3- Organizar la producción mediante un sistema de sindicatos verticales por ramas, es decir, sindicalizar la economía. Sindicalización de las empresas, logrando la autogestión de éstas. Los propietarios de las empresas serán los propios trabajadores, gestionando los beneficios de la producción, eliminando el trabajo asalariado y la propiedad capitalista.

4- Nacionalización de la banca. No podemos permitir que la banca esté al servicio de unos intereses privados, pertenecientes a las capas con más capacidad económica de la nación, que practican la usura y la especulación.

5- Nacionalización de la tierra y explotación de los latifundios por cooperativas. La tierra debe ser explotada en régimen de usufructo por parte de los campesinos. Organizar un verdadero crédito agrícola nacional para dar al campo mayores recursos económicos. Sindicación de labradores para ensayar el cultivo colectivo y que el propio trabajador se organice en su propio sindicato. Expropiación de toda tierra por el Estado cuya propiedad haya sido adquirida o disfrutada ilegítimamente.

6- Reestructuración del Estado conforme a la división histórica de España. Descentralización municipal y comarcal. Defensa de la unidad de España y los pueblos que la integran.

7- Eliminación del patriotismo burgués, que instalado en las capas sociales de mejor condición económica, contentos con el sistema político basado en la democracia liberal y en su sistema económico capitalista, olvida toda preocupación por el pueblo, convirtiéndose en un patriotismo antisocial. Frente a esto, declaramos un patriotismo revolucionario y popular, sindicalista y anti-capitalista.

8-Lucha contra la mundialización, el imperialismo estadounidense y sionista, que han eliminado la soberanía de las naciones. Defensa y apoyo a todo movimiento de carácter identitario y revolucionario.

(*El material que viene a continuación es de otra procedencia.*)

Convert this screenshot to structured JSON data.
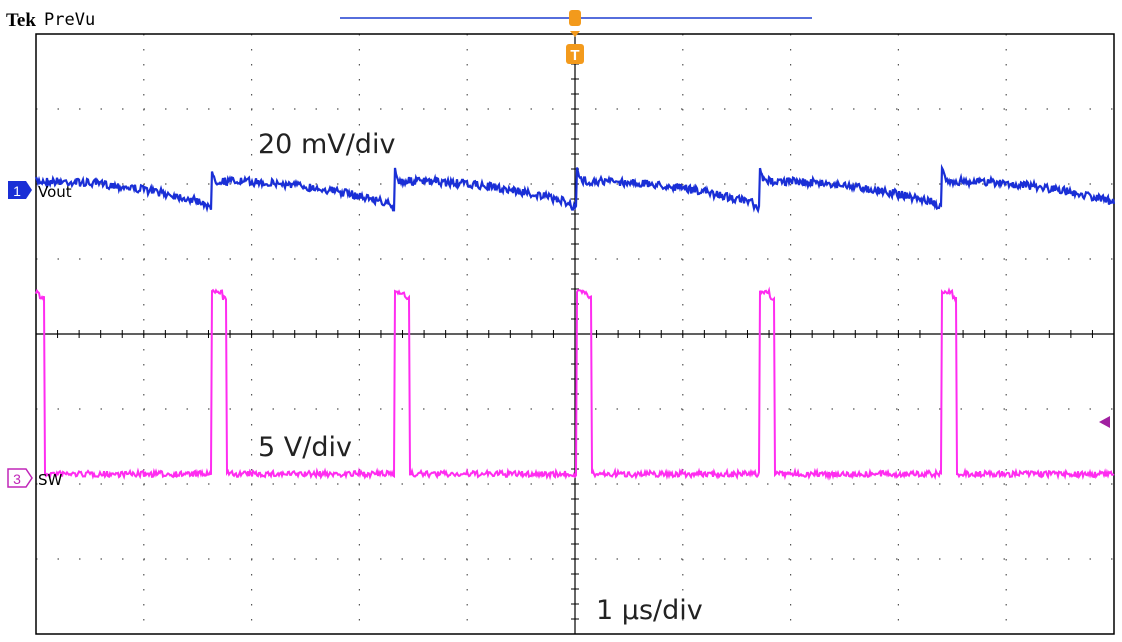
{
  "header": {
    "brand": "Tek",
    "status": "PreVu"
  },
  "trigger": "T",
  "channels": [
    {
      "number": "1",
      "label": "Vout",
      "scale": "20 mV/div"
    },
    {
      "number": "3",
      "label": "SW",
      "scale": "5 V/div"
    }
  ],
  "timebase": "1 µs/div"
}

9- Recuperación de la soberanía nacional. Salida de la Unión Europea y de la OTAN. Establecer alianzas estratégicas con países no alineados.

10- Apoyo institucional para lograr un renacimiento de la cultura y las artes hispánicas.

Estos son nuestros principales puntos que deben complementarse con la acción.

Es la hora de la juventud. España tiene una revolución pendiente, revolución que todavía no se ha llevado a cabo ni se hará si la revolución no la encarnan las juventudes nacionales. Es el momento de entrar en la política de una manera contundente, mediante la acción y la militancia. La juventud no puede amedrentarse, tenemos que ir hacia nuevas metas y ganarnos el futuro. Tenemos que apartar toda ancianidad y toda fórmula política y económica que hoy condenan a nuestro pueblo, y dar a las grandes masas la conciencia nacional que necesita para llevar a cabo una verdadera revolución. Todo este cambio político, económico y social, es tarea de las juventudes y esperamos, que las juventudes nacionales acudan en masa a la nueva bandera sindical y revolucionaria, que llevará a nuestro pueblo a las más grandes conquistas.